0

I am trying to scatter plot lists x and y and color code their points corresponding to list z:

plt.scatter(x,y,c=z)

z is a list of strings with many repeats. example z:

z = ['Adelie', 'Adelie', 'Adelie', 'Adelie', 'Gentoo', 'Gentoo', 'Gentoo', 'Gentoo']

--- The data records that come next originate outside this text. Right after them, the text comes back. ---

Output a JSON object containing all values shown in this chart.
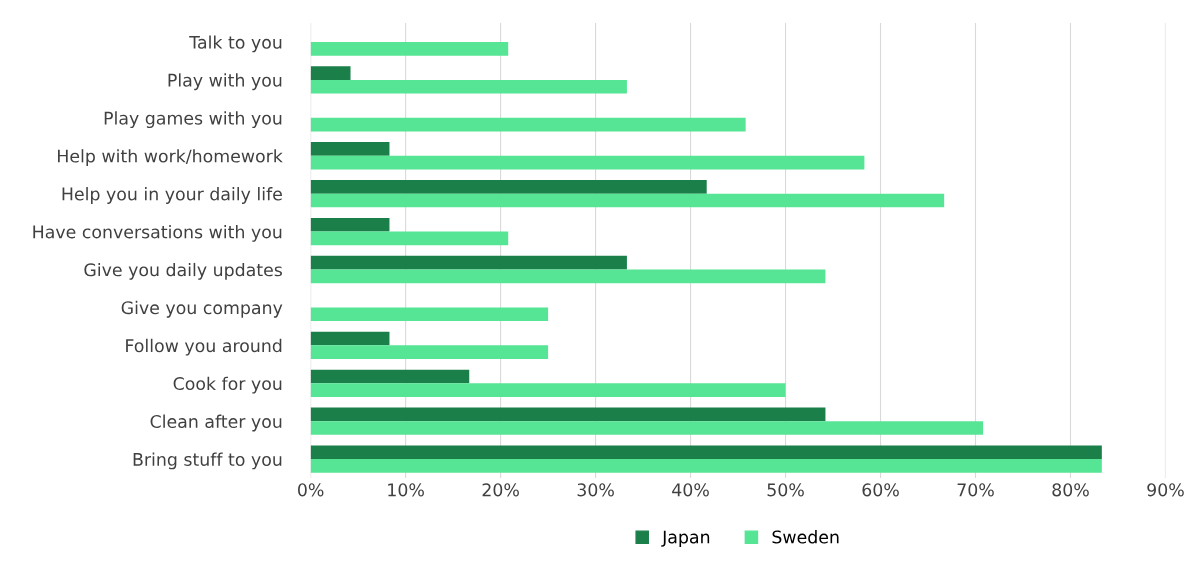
{
  "chart_data": {
    "type": "bar",
    "orientation": "horizontal",
    "categories": [
      "Talk to you",
      "Play with you",
      "Play games with you",
      "Help with work/homework",
      "Help you in your daily life",
      "Have conversations with you",
      "Give you daily updates",
      "Give you company",
      "Follow you around",
      "Cook for you",
      "Clean after you",
      "Bring stuff to you"
    ],
    "series": [
      {
        "name": "Japan",
        "color": "#1b7f4a",
        "values": [
          0,
          4.2,
          0,
          8.3,
          41.7,
          8.3,
          33.3,
          0,
          8.3,
          16.7,
          54.2,
          83.3
        ]
      },
      {
        "name": "Sweden",
        "color": "#55e594",
        "values": [
          20.8,
          33.3,
          45.8,
          58.3,
          66.7,
          20.8,
          54.2,
          25,
          25,
          50,
          70.8,
          83.3
        ]
      }
    ],
    "xlim": [
      0,
      90
    ],
    "xticks": [
      {
        "value": 0,
        "label": "0%"
      },
      {
        "value": 10,
        "label": "10%"
      },
      {
        "value": 20,
        "label": "20%"
      },
      {
        "value": 30,
        "label": "30%"
      },
      {
        "value": 40,
        "label": "40%"
      },
      {
        "value": 50,
        "label": "50%"
      },
      {
        "value": 60,
        "label": "60%"
      },
      {
        "value": 70,
        "label": "70%"
      },
      {
        "value": 80,
        "label": "80%"
      },
      {
        "value": 90,
        "label": "90%"
      }
    ],
    "grid": "x",
    "legend": "bottom"
  }
}
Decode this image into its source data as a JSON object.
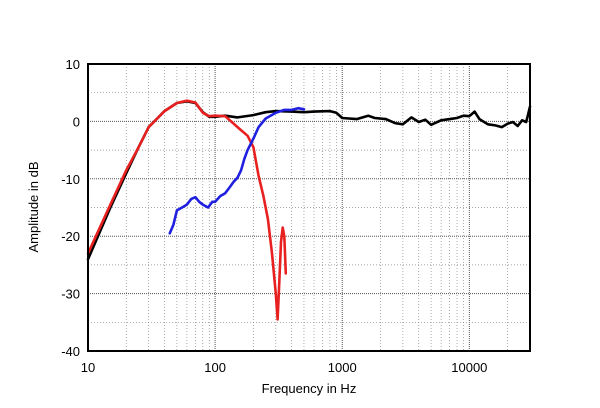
{
  "chart_data": {
    "type": "line",
    "xlabel": "Frequency in Hz",
    "ylabel": "Amplitude in dB",
    "xscale": "log",
    "xlim": [
      10,
      30000
    ],
    "ylim": [
      -40,
      10
    ],
    "xticks": [
      10,
      100,
      1000,
      10000
    ],
    "xtick_labels": [
      "10",
      "100",
      "1000",
      "10000"
    ],
    "yticks": [
      10,
      0,
      -10,
      -20,
      -30,
      -40
    ],
    "ytick_labels": [
      "10",
      "0",
      "-10",
      "-20",
      "-30",
      "-40"
    ],
    "grid": true,
    "legend": "none",
    "series": [
      {
        "color": "#000000",
        "points": [
          [
            10,
            -24
          ],
          [
            15,
            -15
          ],
          [
            20,
            -9
          ],
          [
            25,
            -4.5
          ],
          [
            30,
            -1
          ],
          [
            35,
            0.5
          ],
          [
            40,
            1.8
          ],
          [
            50,
            3.2
          ],
          [
            60,
            3.5
          ],
          [
            70,
            3.2
          ],
          [
            80,
            1.6
          ],
          [
            90,
            0.8
          ],
          [
            100,
            0.8
          ],
          [
            120,
            1.0
          ],
          [
            150,
            0.7
          ],
          [
            200,
            1.1
          ],
          [
            250,
            1.6
          ],
          [
            300,
            1.8
          ],
          [
            400,
            1.7
          ],
          [
            500,
            1.6
          ],
          [
            600,
            1.7
          ],
          [
            800,
            1.8
          ],
          [
            900,
            1.5
          ],
          [
            1000,
            0.6
          ],
          [
            1300,
            0.4
          ],
          [
            1600,
            1.0
          ],
          [
            1800,
            0.6
          ],
          [
            2200,
            0.4
          ],
          [
            2600,
            -0.3
          ],
          [
            3000,
            -0.5
          ],
          [
            3500,
            0.7
          ],
          [
            4000,
            -0.1
          ],
          [
            4500,
            0.3
          ],
          [
            5000,
            -0.6
          ],
          [
            6000,
            0.2
          ],
          [
            7000,
            0.4
          ],
          [
            8000,
            0.6
          ],
          [
            9000,
            1.0
          ],
          [
            10000,
            0.9
          ],
          [
            11000,
            1.7
          ],
          [
            12000,
            0.4
          ],
          [
            14000,
            -0.5
          ],
          [
            16000,
            -0.7
          ],
          [
            18000,
            -1.0
          ],
          [
            20000,
            -0.4
          ],
          [
            22000,
            -0.1
          ],
          [
            24000,
            -0.8
          ],
          [
            26000,
            0.2
          ],
          [
            28000,
            -0.1
          ],
          [
            29000,
            1.2
          ],
          [
            30000,
            2.6
          ]
        ]
      },
      {
        "color": "#e82020",
        "points": [
          [
            10,
            -23
          ],
          [
            15,
            -14.5
          ],
          [
            20,
            -8.5
          ],
          [
            25,
            -4.5
          ],
          [
            30,
            -1
          ],
          [
            35,
            0.5
          ],
          [
            40,
            1.8
          ],
          [
            50,
            3.2
          ],
          [
            60,
            3.6
          ],
          [
            70,
            3.3
          ],
          [
            80,
            1.5
          ],
          [
            90,
            0.9
          ],
          [
            100,
            1.0
          ],
          [
            120,
            0.9
          ],
          [
            150,
            -1.0
          ],
          [
            180,
            -2.5
          ],
          [
            200,
            -4.5
          ],
          [
            220,
            -9.5
          ],
          [
            240,
            -13
          ],
          [
            260,
            -17
          ],
          [
            280,
            -23
          ],
          [
            300,
            -30
          ],
          [
            310,
            -34.5
          ],
          [
            320,
            -28
          ],
          [
            330,
            -21
          ],
          [
            340,
            -18.5
          ],
          [
            350,
            -20
          ],
          [
            360,
            -26.5
          ]
        ]
      },
      {
        "color": "#2020e0",
        "points": [
          [
            44,
            -19.5
          ],
          [
            47,
            -18
          ],
          [
            50,
            -15.5
          ],
          [
            55,
            -15
          ],
          [
            60,
            -14.5
          ],
          [
            65,
            -13.5
          ],
          [
            70,
            -13.2
          ],
          [
            75,
            -14
          ],
          [
            80,
            -14.5
          ],
          [
            88,
            -15
          ],
          [
            95,
            -14
          ],
          [
            100,
            -14
          ],
          [
            110,
            -13
          ],
          [
            120,
            -12.5
          ],
          [
            130,
            -11.5
          ],
          [
            140,
            -10.5
          ],
          [
            150,
            -9.8
          ],
          [
            160,
            -8.5
          ],
          [
            170,
            -6.5
          ],
          [
            180,
            -5
          ],
          [
            200,
            -3
          ],
          [
            220,
            -1
          ],
          [
            250,
            0.5
          ],
          [
            300,
            1.5
          ],
          [
            350,
            2
          ],
          [
            400,
            2
          ],
          [
            450,
            2.3
          ],
          [
            500,
            2.1
          ]
        ]
      }
    ]
  }
}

I believe a good way to do this would be by creating a list that transforms the string values of z into integer values, like so:

newz = [1, 1, 1, 1, 2, 2, 2, 2]

Then I believe I could achieve my goals with this code

 plt.scatter(x,y,c=newz)

What is the best way to create newz, and is this a good way to color my scatter plot points?

Dom
  • 13
  • 2

1 Answers1

0

I figured it out courtesy of this post: Map unique strings to integers in Python

My code:

import matplotlib.pyplot as plt
plist = csv2dict("penguins.csv")
x=[] #bill length list
y=[] #bill depth list
z=[] #species list
for count,pdict in enumerate(plist):
  try:
    x.append(float(pdict["bill_length_mm"]))
    y.append(float(pdict["bill_depth_mm"]))
    z.append(pdict['species'])
  except:
    print(f'row {count+1} had a bad value')
    print(pdict)

newz=dict([(y,x+1) for x,y in enumerate(sorted(set(z)))])

plt.scatter(x,y,c=[newz[d] for d in z])
Dom
  • 13
  • 2